Stéphane Mallarmé (1842-1898)
Le tombeau d'Edgae Poe
			
			Tel qu’en Lui-même enfin l’éternité le change,
			Le Poëte suscite avec un glaive nu
			Son siècle épouvanté de n’avoir pas connu
			Que la mort triomphait dans cette voix étrange !
			
			Eux, comme un vil sursaut d’hydre oyant jadis l’ange
			Donner un sens plus pur aux mots de la tribu,
			Proclamèrent très haut le sortilège bu
			Dans le flot sans honneur de quelque noir mélange.
			
			Du sol et de la nue hostiles, ô grief !

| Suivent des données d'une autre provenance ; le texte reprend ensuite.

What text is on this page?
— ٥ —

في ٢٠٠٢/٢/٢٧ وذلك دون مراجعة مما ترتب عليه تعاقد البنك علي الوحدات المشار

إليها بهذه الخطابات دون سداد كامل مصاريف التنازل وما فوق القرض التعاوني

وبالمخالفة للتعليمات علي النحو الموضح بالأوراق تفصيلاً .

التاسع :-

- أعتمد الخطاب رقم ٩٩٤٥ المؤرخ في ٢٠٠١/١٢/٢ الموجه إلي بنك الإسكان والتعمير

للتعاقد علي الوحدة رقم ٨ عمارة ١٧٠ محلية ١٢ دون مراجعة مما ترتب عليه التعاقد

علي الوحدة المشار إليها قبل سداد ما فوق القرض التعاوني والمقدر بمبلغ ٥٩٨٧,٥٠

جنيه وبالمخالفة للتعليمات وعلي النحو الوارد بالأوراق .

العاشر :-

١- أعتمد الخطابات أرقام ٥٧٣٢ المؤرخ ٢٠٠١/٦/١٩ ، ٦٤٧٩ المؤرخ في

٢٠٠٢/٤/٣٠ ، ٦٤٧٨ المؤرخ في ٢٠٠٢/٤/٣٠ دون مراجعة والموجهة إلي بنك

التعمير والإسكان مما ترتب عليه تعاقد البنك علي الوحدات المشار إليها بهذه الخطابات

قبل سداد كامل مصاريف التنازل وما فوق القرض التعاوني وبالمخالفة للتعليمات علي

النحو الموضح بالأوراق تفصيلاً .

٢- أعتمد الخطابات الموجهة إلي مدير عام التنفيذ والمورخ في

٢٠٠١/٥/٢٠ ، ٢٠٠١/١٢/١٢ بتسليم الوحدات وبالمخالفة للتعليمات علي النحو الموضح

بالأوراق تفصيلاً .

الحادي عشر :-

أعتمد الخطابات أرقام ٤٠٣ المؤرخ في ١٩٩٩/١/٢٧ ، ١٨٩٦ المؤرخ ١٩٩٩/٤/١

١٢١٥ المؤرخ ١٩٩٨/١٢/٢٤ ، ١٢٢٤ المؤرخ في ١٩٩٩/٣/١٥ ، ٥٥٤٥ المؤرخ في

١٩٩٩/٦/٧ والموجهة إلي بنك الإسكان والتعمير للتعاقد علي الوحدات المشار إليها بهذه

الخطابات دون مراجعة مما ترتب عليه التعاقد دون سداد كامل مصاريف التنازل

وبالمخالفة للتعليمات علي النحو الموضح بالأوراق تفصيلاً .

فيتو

			Si notre idée avec ne sculpte un bas-relief
			Dont la tombe de Poe éblouissante s’orne
			
			Calme bloc ici-bas chu d’un désastre obscur
			Que ce granit du moins montre à jamais sa borne
			Aux noirs vols du Blasphème épars dans le futur.
			Poésies, 1887.	
		
Don du Poème
			
			Je t’apporte l’enfant d’une nuit d’Idumée !
			Noire, à l’aile saignante et pâle, déplumée,
			Par le verre brûlé d’aromates et d’or,
			Par les carreaux glacés, hélas ! mornes encor
			L’aurore se jeta sur la lampe angélique,
			Palmes ! et quand elle a montré cette relique
			À ce père essayant un sourire ennemi,
			La solitude bleue et stérile a frémi.
			
			Ô la berceuse, avec ta fille et l’innocence
			De vos pieds froids, accueille une horrible naissance 
			Et ta voix rappelant viole et clavecin,
			Avec le doigt fané presseras-tu le sein
			Par qui coule en blancheur sibylline la femme
			Pour des lèvres que l’air du vierge azur affame ?
			1865 - Poésies, 1887.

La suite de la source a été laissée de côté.